The revelations raises questions about whether Facebook is selectively publishing data that helps the company fights back against concerns that polarizing content spreads widely on the platform. The Biden Administration and other politicians has also urged the social network to do more to combat COVID-19 misinformation that could make people hesitant to get vaccinated.
Facebook didn’t immediately respond to a request for comment. Andy Stone, a spokesman for the company, tweeted that “we ultimately held it because there were fixes we needed to make.” He also pointed out that the most-viewed headline came from a authoritative news source.
Facebook executives have reportedly raised concerns before about information from a data analytics tool that Facebook owns called CrowdTangle that shows high engagement with right-wing sites. On Wednesday, Facebook published for the first time a report that included what domains, links, pages and posts were the most widely viewed in the US on Facebook during the second quarter, which is between April and June.
The most viewed domain in the second quarter was YouTube. The most viewed link was the Player Alumni Resources, and the top page was from Unicef. The most viewed post was an image from a motivational speaker that asked people about the first words they see in a block of letters.

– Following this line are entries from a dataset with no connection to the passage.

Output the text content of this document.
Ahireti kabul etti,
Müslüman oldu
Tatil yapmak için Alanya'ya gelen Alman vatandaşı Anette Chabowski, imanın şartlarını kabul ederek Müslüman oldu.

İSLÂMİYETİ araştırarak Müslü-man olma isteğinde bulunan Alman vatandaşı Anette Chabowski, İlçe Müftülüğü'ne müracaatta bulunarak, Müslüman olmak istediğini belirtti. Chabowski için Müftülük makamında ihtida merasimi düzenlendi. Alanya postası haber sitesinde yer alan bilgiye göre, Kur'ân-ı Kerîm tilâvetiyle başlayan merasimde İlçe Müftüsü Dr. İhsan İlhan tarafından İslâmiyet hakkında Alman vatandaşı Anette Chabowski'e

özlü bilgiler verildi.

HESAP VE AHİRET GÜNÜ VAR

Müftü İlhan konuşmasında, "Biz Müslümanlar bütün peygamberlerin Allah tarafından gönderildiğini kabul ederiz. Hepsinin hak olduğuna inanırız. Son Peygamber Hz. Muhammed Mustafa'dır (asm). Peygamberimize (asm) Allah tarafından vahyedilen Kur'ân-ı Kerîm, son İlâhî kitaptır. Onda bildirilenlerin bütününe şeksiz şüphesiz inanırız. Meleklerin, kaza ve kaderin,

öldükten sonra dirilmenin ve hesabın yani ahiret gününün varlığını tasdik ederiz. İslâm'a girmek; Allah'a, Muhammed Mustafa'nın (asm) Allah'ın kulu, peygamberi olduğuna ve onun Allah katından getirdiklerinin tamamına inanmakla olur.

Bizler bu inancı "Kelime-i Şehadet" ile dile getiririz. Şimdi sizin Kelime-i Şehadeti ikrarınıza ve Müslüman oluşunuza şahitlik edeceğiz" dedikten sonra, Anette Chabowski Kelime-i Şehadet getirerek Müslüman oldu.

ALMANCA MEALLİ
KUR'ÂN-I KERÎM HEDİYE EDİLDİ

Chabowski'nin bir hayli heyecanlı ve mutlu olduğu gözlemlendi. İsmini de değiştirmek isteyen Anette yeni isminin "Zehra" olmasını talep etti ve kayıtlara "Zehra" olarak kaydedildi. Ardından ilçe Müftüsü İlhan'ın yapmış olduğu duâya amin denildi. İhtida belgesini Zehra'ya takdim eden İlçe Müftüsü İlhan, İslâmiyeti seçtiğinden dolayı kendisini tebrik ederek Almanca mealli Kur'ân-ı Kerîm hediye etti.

Company executives said during a press call that it released the data as part of its broader commitment around transparency. But some people, including former vice president of product marketing at Facebook Brian Boland, said the report “fails to deliver on the transparency it promises” because there’s limitations to the data and he finds it “useless.”
“After reading through the press release and the report itself I came away believing that this entire effort is a PR stunt,” he said in a Medium post.